BabyBarista.jpgTim Kevan, a barrister and author of blog BabyBarista, is no fan of plans by U.K. newspapers The Times and The Sunday Times to place their content behind a pay wall, according to paidContent:UK.

Kevan pulled BabyBarista off The Times, saying, as reported by paidContent:UK:

Now don’t get me wrong. I have absolutely no problem with the decision to start charging. They can do what they like. But I didn’t start this blog for it to be the exclusive preserve of a limited few subscribers.

I wrote it to entertain whosoever wishes to read it, hence my decision to resign, which I made with regret. I remain extremely grateful to The Times for hosting the blog for the last three years and wish them luck with their experiment.

However, in a later post on BabyBarista, Kevan went on to shred the decision to implement a pay wall, writing:

My resignation from The Times set out in the post below has understandably caused further debate in the blogsphere as to the rights and wrongs of its decision to erect a paywall around its content and charge admission to its members-only club.
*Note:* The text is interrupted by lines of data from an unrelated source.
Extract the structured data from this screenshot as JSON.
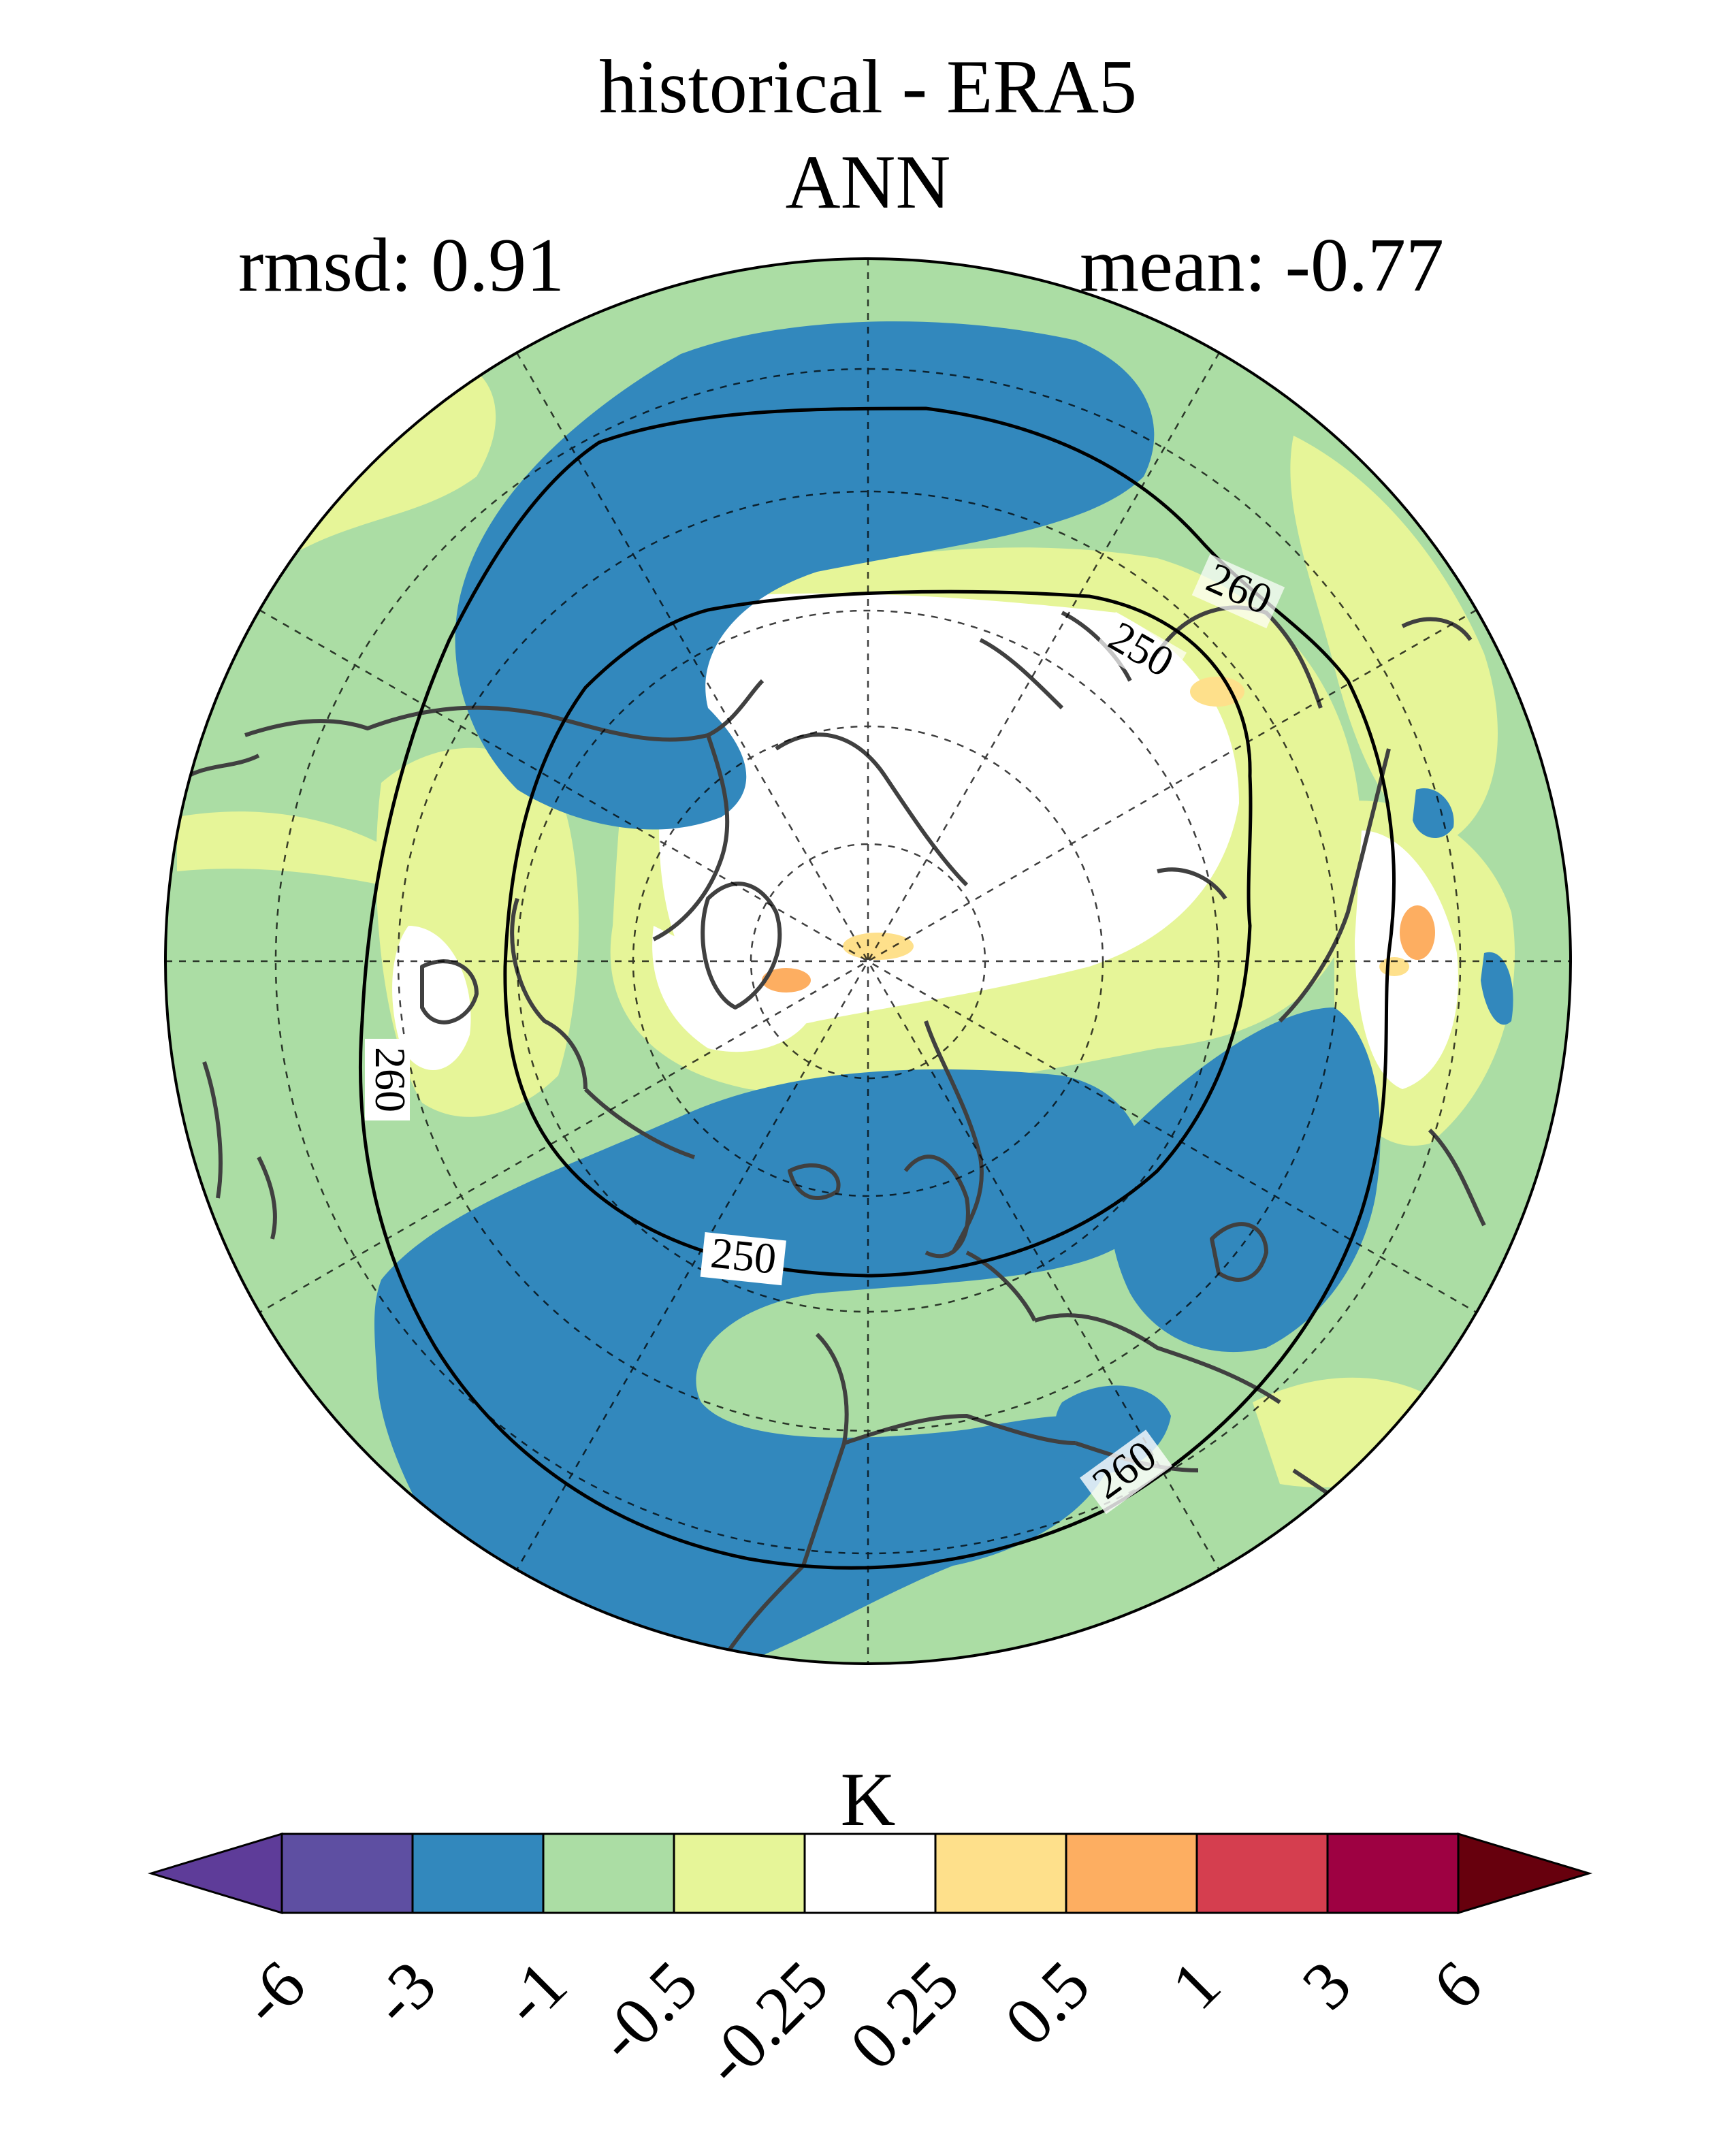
{
  "title": "historical - ERA5",
  "subtitle": "ANN",
  "stats": {
    "rmsd": "rmsd: 0.91",
    "mean": "mean: -0.77"
  },
  "colorbar": {
    "units": "K",
    "tick_labels": [
      "-6",
      "-3",
      "-1",
      "-0.5",
      "-0.25",
      "0.25",
      "0.5",
      "1",
      "3",
      "6"
    ],
    "colors": [
      "#5e3c99",
      "#5e4fa2",
      "#3288bd",
      "#abdda4",
      "#e6f598",
      "#ffffff",
      "#fee08b",
      "#fdae61",
      "#d53e4f",
      "#9e0142",
      "#67000d"
    ]
  },
  "contour_labels": [
    "260",
    "250",
    "250",
    "260",
    "260"
  ],
  "map_colors": {
    "blue": "#3288bd",
    "green": "#abdda4",
    "yellow": "#e6f598",
    "white": "#ffffff",
    "lightorange": "#fee08b",
    "orange": "#fdae61",
    "coast": "#404040"
  }
}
When I resigned, I deliberately didn’t want to mix up my own view on The Times‘ action with a genuine sense of gratitude for their having hosted the blog for three years. However, that point now having been made, I’d add that I think the decision will prove to be a disaster. There are so many innovative ways of making cash online, and the decision to plump for an across-the-board blanket subscription over the whole of their content makes them look like a big lumbering giant, unable to cope with the diversification of the media brought about by online content, blogging, Facebook, Twitter — the list is endless. Canute-like in their determination to stop the tide of free content and using a top-down strategy makes even the Post Office look dynamic.

A more sophisticated approach might have been to keep the existing platform and content free but to start charging for different types of premium versions such as iPhone or iPad apps or more in-depth and specialist content. This would have maintained the all-important traffic whilst at the same time allowing them to charge those who had no problem with paying. This looks like the direction in which The Guardian is headed and seems eminently sensible, particularly as it also keeps flexibility at each stage of the new experiment.

Speaking of which, perhaps an even bigger casualty of The Times‘ decision than the newspaper as a whole may well be the Law Section, which, until recently, has been in my view the No. 1 place for legal news in the country. However, The Guardian has recently launched a Law Section that very clearly lays siege to that position. With The Times disappearing from public view, the inevitable reduction in traffic that will follow it leaves an obvious gap in the market and makes The Guardian‘s timing seem particularly opportune.